Like pickles? This place is i-dill.

One of the Pickle Jar Kitchen's great dishes: turkey fingers. —George Brennan

If you like pickles, this place is worth a trip off-Island.

Even if that means dealing with the Steamship Authority’s host of problems recently. Talk about a pickle. But I digress.

The Pickle Jar Kitchen is located at 170 Main St., Falmouth. It’s one of those places that feels like it’s been there forever, even though it’s celebrating its fifth year, according to its Facebook page. There are old signs and photographs on the walls, the furniture is a mishmash of wooden tables and chairs, and there are window seats that have a great view for people watching on Main Street. There are also several tables outdoors, which are a personal favorite, when the weather gets warmer. Inside there is a counter with stools that gives the restaurant a diner feel.

Another plus for Pickle Jar is that it displays the work of local artists, which is a nice touch.

Oh, and the food? Phenomenal.

It’s open for breakfast and lunch, and I like both, though lunch gets the edge — especially the turkey fingers. Yes, you read that right, turkey fingers. Like their poultry pal, the chicken, apparently turkeys have fingers, too. Long cuts of white breast meat coated in a delicious panko-crusted mixture and deep fried. They’re served over a bed of the Pickle Jar’s take on French fries, which are more like crispy potato chips. It’s hard to say exactly what they are, except delicious.

The turkey fingers also come with a salad and, of course, like every meal served, they come with a collection of pickled veggies that are yummy. It’s a meal worth every penny of the $15.

A close second for me is the House Roast Beef Sammie, two slider-size roast beef sandwiches with horseradish sauce. It’s a sandwich with a nose-clearing kick to it.
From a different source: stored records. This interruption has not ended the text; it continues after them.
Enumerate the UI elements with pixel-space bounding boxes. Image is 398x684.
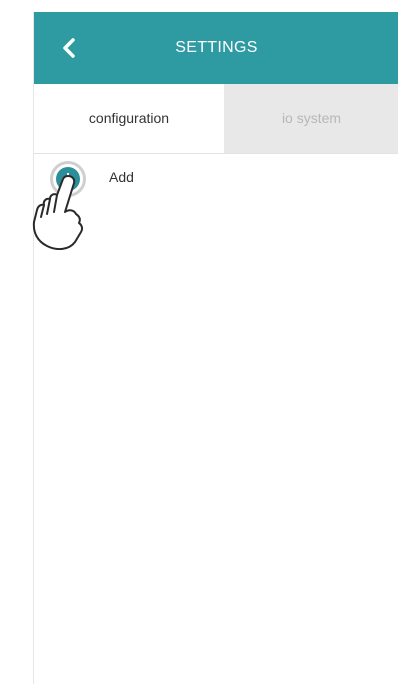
chevron-left-icon	[63, 38, 75, 58]
settings-screen: SETTINGS configuration io system Add	[33, 12, 398, 684]
add-item-button[interactable]: Add	[34, 154, 398, 200]
plus-circle-icon[interactable]	[56, 167, 80, 191]
tab-io-system[interactable]: io system	[224, 84, 398, 153]
back-button[interactable]	[56, 30, 86, 66]
app-header: SETTINGS	[34, 12, 398, 84]
add-label: Add	[109, 169, 134, 185]
tab-bar: configuration io system	[34, 84, 398, 154]
page-title: SETTINGS	[175, 39, 258, 56]
tab-configuration[interactable]: configuration	[34, 84, 224, 153]
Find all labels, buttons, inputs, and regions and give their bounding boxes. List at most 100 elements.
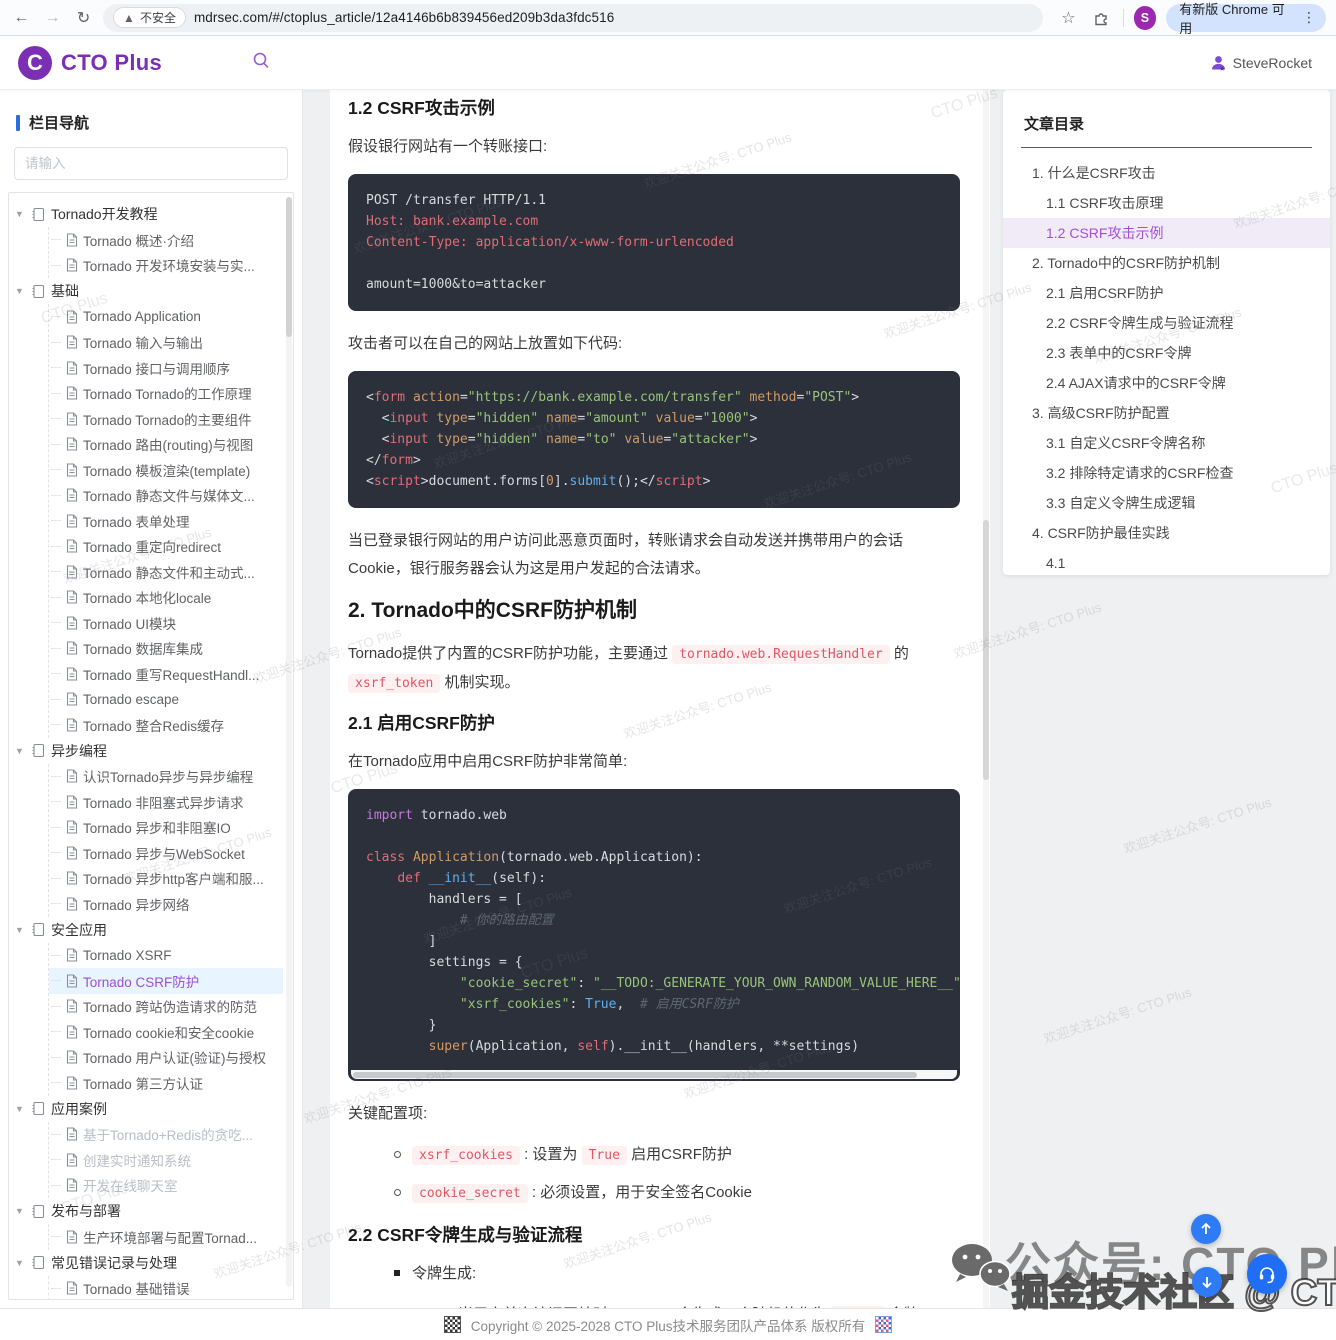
tree-item-label: Tornado 基础错误 (83, 1278, 190, 1298)
extensions-icon[interactable] (1090, 6, 1113, 30)
bookmark-star-icon[interactable]: ☆ (1057, 6, 1080, 30)
tree-section-2[interactable]: ▼异步编程 (15, 738, 283, 764)
tree-item[interactable]: Tornado 基础错误 (49, 1276, 283, 1301)
user-menu[interactable]: SteveRocket (1210, 54, 1312, 71)
menu-kebab-icon[interactable]: ⋮ (1298, 9, 1320, 26)
tree-item[interactable]: Tornado 开发环境安装与实... (49, 253, 283, 279)
tree-section-label: 安全应用 (51, 920, 107, 940)
tree-item[interactable]: Tornado XSRF (49, 943, 283, 969)
tree-item[interactable]: Tornado Tornado的主要组件 (49, 406, 283, 432)
tree-item-label: Tornado UI模块 (83, 613, 176, 633)
tree-item[interactable]: 基于Tornado+Redis的贪吃... (49, 1122, 283, 1148)
tree-item[interactable]: Tornado 整合Redis缓存 (49, 712, 283, 738)
tree-item[interactable]: Tornado escape (49, 687, 283, 713)
site-logo[interactable]: C CTO Plus (0, 46, 230, 80)
tree-children: Tornado ApplicationTornado 输入与输出 Tornado … (48, 304, 283, 738)
scroll-bottom-button[interactable] (1192, 1267, 1222, 1297)
search-icon[interactable] (252, 51, 270, 74)
tree-section-3[interactable]: ▼安全应用 (15, 917, 283, 943)
scroll-top-button[interactable] (1191, 1214, 1221, 1244)
tree-item-label: Tornado 输入与输出 (83, 332, 203, 352)
back-icon[interactable]: ← (10, 6, 33, 30)
bullet-list: xsrf_cookies : 设置为 True 启用CSRF防护cookie_s… (348, 1141, 960, 1207)
tree-item[interactable]: 开发在线聊天室 (49, 1173, 283, 1199)
toc-item[interactable]: 1.2 CSRF攻击示例 (1003, 218, 1330, 248)
tree-item[interactable]: Tornado CSRF防护 (49, 968, 283, 994)
tree-item[interactable]: 生产环境部署与配置Tornad... (49, 1224, 283, 1250)
chrome-update-button[interactable]: 有新版 Chrome 可用 ⋮ (1166, 4, 1326, 32)
tree-section-1[interactable]: ▼基础 (15, 278, 283, 304)
forward-icon[interactable]: → (41, 6, 64, 30)
tree-item[interactable]: Tornado 本地化locale (49, 585, 283, 611)
tree-item[interactable]: Tornado 用户认证(验证)与授权 (49, 1045, 283, 1071)
tree-item[interactable]: Tornado 接口与调用顺序 (49, 355, 283, 381)
tree-item[interactable]: Tornado 异步网络 (49, 891, 283, 917)
profile-avatar[interactable]: S (1134, 6, 1157, 30)
tree-item[interactable]: Tornado 路由(routing)与视图 (49, 432, 283, 458)
reload-icon[interactable]: ↻ (72, 6, 95, 30)
tree-section-6[interactable]: ▼常见错误记录与处理 (15, 1250, 283, 1276)
horizontal-scrollbar[interactable] (351, 1070, 957, 1079)
caret-down-icon: ▼ (15, 286, 25, 296)
tree-item[interactable]: Tornado 表单处理 (49, 508, 283, 534)
tree-scrollbar[interactable] (286, 197, 292, 1287)
tree-item[interactable]: Tornado 跨站伪造请求的防范 (49, 994, 283, 1020)
scrollbar-thumb[interactable] (353, 1072, 917, 1078)
tree-item-label: Tornado 表单处理 (83, 511, 190, 531)
tree-item[interactable]: Tornado 非阻塞式异步请求 (49, 789, 283, 815)
connector (51, 673, 61, 674)
tree-item[interactable]: Tornado 异步和非阻塞IO (49, 815, 283, 841)
code-block-html: <form action="https://bank.example.com/t… (348, 371, 960, 508)
tree-section-4[interactable]: ▼应用案例 (15, 1096, 283, 1122)
toc-item[interactable]: 1. 什么是CSRF攻击 (1003, 158, 1330, 188)
article-scrollbar[interactable] (983, 90, 989, 1308)
tree-item[interactable]: Tornado 输入与输出 (49, 330, 283, 356)
toc-item[interactable]: 2.1 启用CSRF防护 (1003, 278, 1330, 308)
toc-item-label: 2.3 表单中的CSRF令牌 (1046, 343, 1191, 363)
tree-item[interactable]: Tornado 静态文件与媒体文... (49, 483, 283, 509)
tree-item[interactable]: Tornado 重写RequestHandl... (49, 661, 283, 687)
tree-item[interactable]: 认识Tornado异步与异步编程 (49, 764, 283, 790)
toc-item[interactable]: 3.2 排除特定请求的CSRF检查 (1003, 458, 1330, 488)
tree-section-5[interactable]: ▼发布与部署 (15, 1198, 283, 1224)
tree-section-0[interactable]: ▼Tornado开发教程 (15, 201, 283, 227)
tree-item[interactable]: Tornado UI模块 (49, 610, 283, 636)
url-bar[interactable]: ▲ 不安全 mdrsec.com/#/ctoplus_article/12a41… (103, 4, 1043, 32)
brand-name: CTO Plus (61, 50, 162, 76)
tree-item[interactable]: Tornado cookie和安全cookie (49, 1019, 283, 1045)
toc-item[interactable]: 4. CSRF防护最佳实践 (1003, 518, 1330, 548)
chrome-actions: ☆ S 有新版 Chrome 可用 ⋮ (1057, 4, 1326, 32)
tree-item[interactable]: Tornado 数据库集成 (49, 636, 283, 662)
tree-item[interactable]: Tornado 重定向redirect (49, 534, 283, 560)
tree-item[interactable]: 创建实时通知系统 (49, 1147, 283, 1173)
article-heading: 2.2 CSRF令牌生成与验证流程 (348, 1223, 960, 1247)
list-item: 令牌生成:当用户首次访问网站时，Tornado会生成一个随机值作为 _xsrf … (348, 1260, 960, 1308)
text-run: 关键配置项: (348, 1105, 427, 1122)
toc-item[interactable]: 3.1 自定义CSRF令牌名称 (1003, 428, 1330, 458)
notebook-icon (31, 1204, 45, 1219)
tree-item[interactable]: Tornado 静态文件和主动式... (49, 559, 283, 585)
tree-item[interactable]: Tornado 第三方认证 (49, 1070, 283, 1096)
bullet-icon (394, 1151, 401, 1158)
toc-item[interactable]: 1.1 CSRF攻击原理 (1003, 188, 1330, 218)
toc-item[interactable]: 2.4 AJAX请求中的CSRF令牌 (1003, 368, 1330, 398)
toc-item[interactable]: 2.2 CSRF令牌生成与验证流程 (1003, 308, 1330, 338)
customer-service-button[interactable] (1247, 1254, 1287, 1294)
sidebar-search-input[interactable] (14, 147, 288, 180)
toc-item[interactable]: 3. 高级CSRF防护配置 (1003, 398, 1330, 428)
tree-item-label: Tornado 异步与WebSocket (83, 843, 245, 863)
tree-item[interactable]: Tornado Tornado的工作原理 (49, 381, 283, 407)
security-chip[interactable]: ▲ 不安全 (113, 7, 186, 28)
tree-item[interactable]: Tornado 异步与WebSocket (49, 840, 283, 866)
tree-item[interactable]: Tornado Application (49, 304, 283, 330)
toc-item[interactable]: 2. Tornado中的CSRF防护机制 (1003, 248, 1330, 278)
sidebar: 栏目导航 ▼Tornado开发教程Tornado 概述·介绍Tornado 开发… (0, 90, 303, 1308)
connector (51, 852, 61, 853)
toc-item[interactable]: 2.3 表单中的CSRF令牌 (1003, 338, 1330, 368)
toc-item[interactable]: 3.3 自定义令牌生成逻辑 (1003, 488, 1330, 518)
tree-item[interactable]: Tornado 模板渲染(template) (49, 457, 283, 483)
tree-item[interactable]: Tornado 异步http客户端和服... (49, 866, 283, 892)
toc-item[interactable]: 4.1 (1003, 548, 1330, 575)
toc-title: 文章目录 (1024, 113, 1330, 134)
tree-item[interactable]: Tornado 概述·介绍 (49, 227, 283, 253)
Of course, I’ve been known to go for the Firehouse, a smoked chili-rubbed boneless pork, or the Town Hall, which is pastrami-spiced roast beef with Jarlsberg cheese, pickled red onions, and a spicy mustard on toasted rye.

If your mouth is not yet watering, you might want to check for a pulse.

My wife likes the restaurant’s namesake, “Pickle Jar,” which is an assortment of pickles and greens. She’s been known to go for the beet salad, too. (She might swipe a turkey finger or two, but I’ll never tell. Oops, I think I just did.)

Don’t forget to order a side of fried pickles. You won’t be disappointed.

As for breakfast, we like going on Sunday mornings about brunch time. While I’m not much on the exotic stuff, of which there is plenty like blueberry muffin French toast, my wife is a little more adventurous and really likes the Patriot Parfait — a combination of Greek yogurt, fresh strawberries, blueberry compote, layered and sprinkled with granola. But not to worry, you can get eggs, bacon, and rye toast if you’re like me and that’s more your speed.

But the real reason I like Sunday mornings at Pickle Jar are for the most awesome Bloody Marys you can imagine. They’re loaded with so many olives and pickled veggies that it’s like a meal in itself. Yes, Pickle Jar has a full liquor license, and they’re not afraid to use it for a collection of their own concoctions that are delectable.

On a recent visit, they had a maple bacon doughnut that looked like it could give Back Door Donuts a run for its money. We were tempted, but already stuffed from the turkey fingers. (A reason to return.)

Pickle Jar just opened up for the season after a two-month hiatus. We have to say that’s one of the most difficult times of the year, and we count the days until it reopens. It’s a sure sign of spring. (Really, spring is coming, you just wait and see.)

Pickle Jar is one of those places that can make any trip off-Island that much sweeter — or sour, if that’s your preference.